Şimdi lafı dolandırıp duracağım ve ağzından laf alamayacağım.. En iyisi direkt sormak.

 “Karuizawa seninle görüşmek istemedi mi yani?” diye sordum.

Tek kelimeyle anladı her şeyi. Hirata’dan beklendiği gibi, olayları kavrama yeteneği benzersiz.

“Bildiğin bir şey varsa, anlatırsan çok sevinirim.”  Diye sordu.

“Karuizawa ile aynı gruptayım bildiğin gibi. Konuyla ilgili detaylı bilgm yok ama az çok durumu biliyorum.”  Diye cevapladım.

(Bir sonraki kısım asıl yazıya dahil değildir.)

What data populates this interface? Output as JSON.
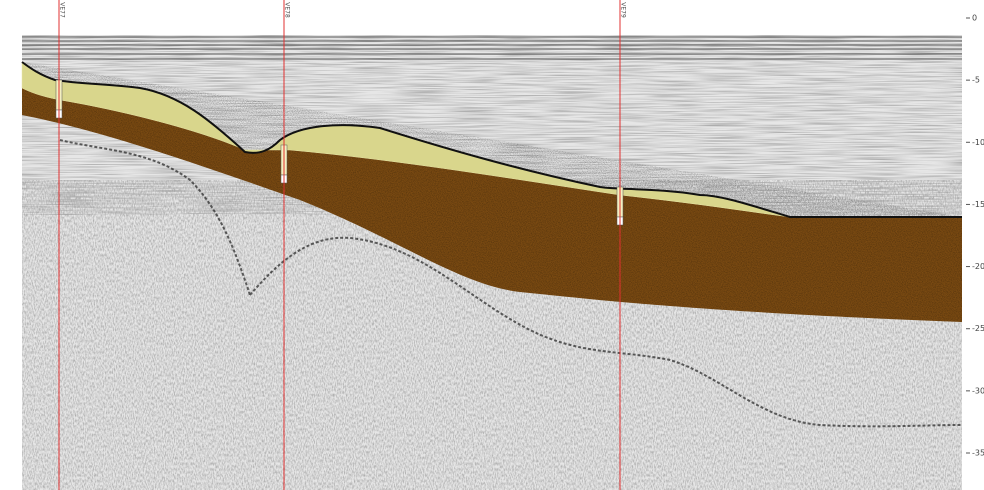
{
  "section": {
    "wells": [
      {
        "label": "VE77"
      },
      {
        "label": "VE78"
      },
      {
        "label": "VE79"
      }
    ],
    "depth_ticks": [
      0,
      -5,
      -10,
      -15,
      -20,
      -25,
      -30,
      -35
    ]
  }
}
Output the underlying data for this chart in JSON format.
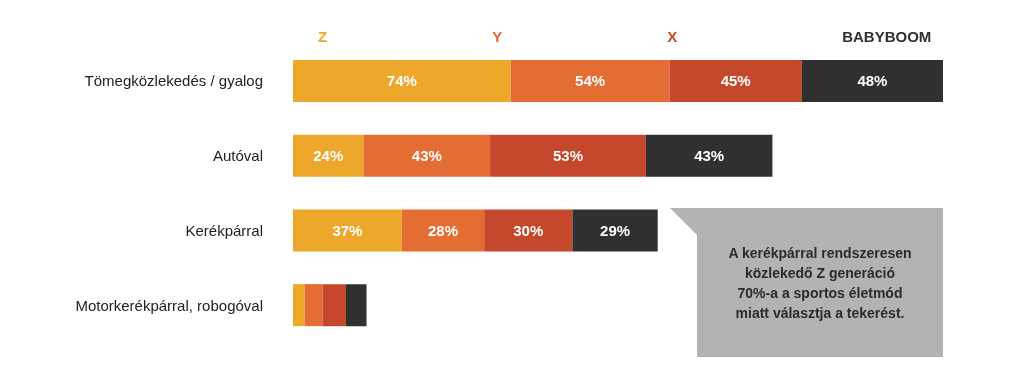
{
  "chart_data": {
    "type": "bar",
    "orientation": "horizontal",
    "stacked": true,
    "legend": "top",
    "categories": [
      "Tömegközlekedés / gyalog",
      "Autóval",
      "Kerékpárral",
      "Motorkerékpárral, robogóval"
    ],
    "series": [
      {
        "name": "Z",
        "color": "#eda82b",
        "values": [
          74,
          24,
          37,
          4
        ],
        "value_labels": [
          "74%",
          "24%",
          "37%",
          null
        ]
      },
      {
        "name": "Y",
        "color": "#e46d33",
        "values": [
          54,
          43,
          28,
          6
        ],
        "value_labels": [
          "54%",
          "43%",
          "28%",
          null
        ]
      },
      {
        "name": "X",
        "color": "#c5472c",
        "values": [
          45,
          53,
          30,
          8
        ],
        "value_labels": [
          "45%",
          "53%",
          "30%",
          null
        ]
      },
      {
        "name": "BABYBOOM",
        "color": "#303030",
        "values": [
          48,
          43,
          29,
          7
        ],
        "value_labels": [
          "48%",
          "43%",
          "29%",
          null
        ]
      }
    ],
    "annotations": [
      "A kerékpárral rendszeresen\nközlekedő Z generáció\n70%-a a sportos életmód\nmiatt választja a tekerést."
    ]
  }
}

Hirata daha fazla konuşacağımı düşünerek bir süre bekledi.

Tabii, bu yetersiz açıklama ile, gecenin bir yarısı onun peşine takılıp gidemem de.

 “Bana, Horikita ile aramda köprü olur musun diye sormuştun değil mi?” diye sordum.

 “Horikita-san istediği için buradasın. Doğru mu anlıyorum?” diye sordu.

Bu sorusu ile daha fazla açıklama yapmaktan kurtuldum, iyi oldu.

“Evet. Tavşan grubunda olanları bildirmemi istedi, tabii Karuizawa’nın durumu da dahil.
Karuizawa’nın olayını duyunca ona haber verdim, sana da göz kulak olmam gerektiğini söyledi. Ama sen köprü ol aramızda dediğinden beri, hayatına karışmamayı tercih ediyorum.
Bu sebeple senin ağzından olayları dinlemek isterim. ”  diye cevap verdim.

 “Nasıl bir bilgi istiyor?” diye sordu.

 “Karuizawa hakkında bildiğin her şey ile, onunla neler konuştuğunuz,  neler paylaşıyorsunuz gibi..”  dedim.

Hirata, tavşan grubundaki karışıklığı ve neden Kariuzawa hakkında bilgiye ihtiyacımız olduğunu anlamamış gibiydi. Ama alacağım bilginin ilerde yaşananacakları etkileyeceğinin farkındaydı.

 “Sana ne kadar anlatabilirim bilemiyorum. Karuizawa-san’ın duygularını da göz önünde bulundurmak zorundayım.” Dedi.

 Bu sözlerden sonra Hirata koridorda ilerlemeye başladı.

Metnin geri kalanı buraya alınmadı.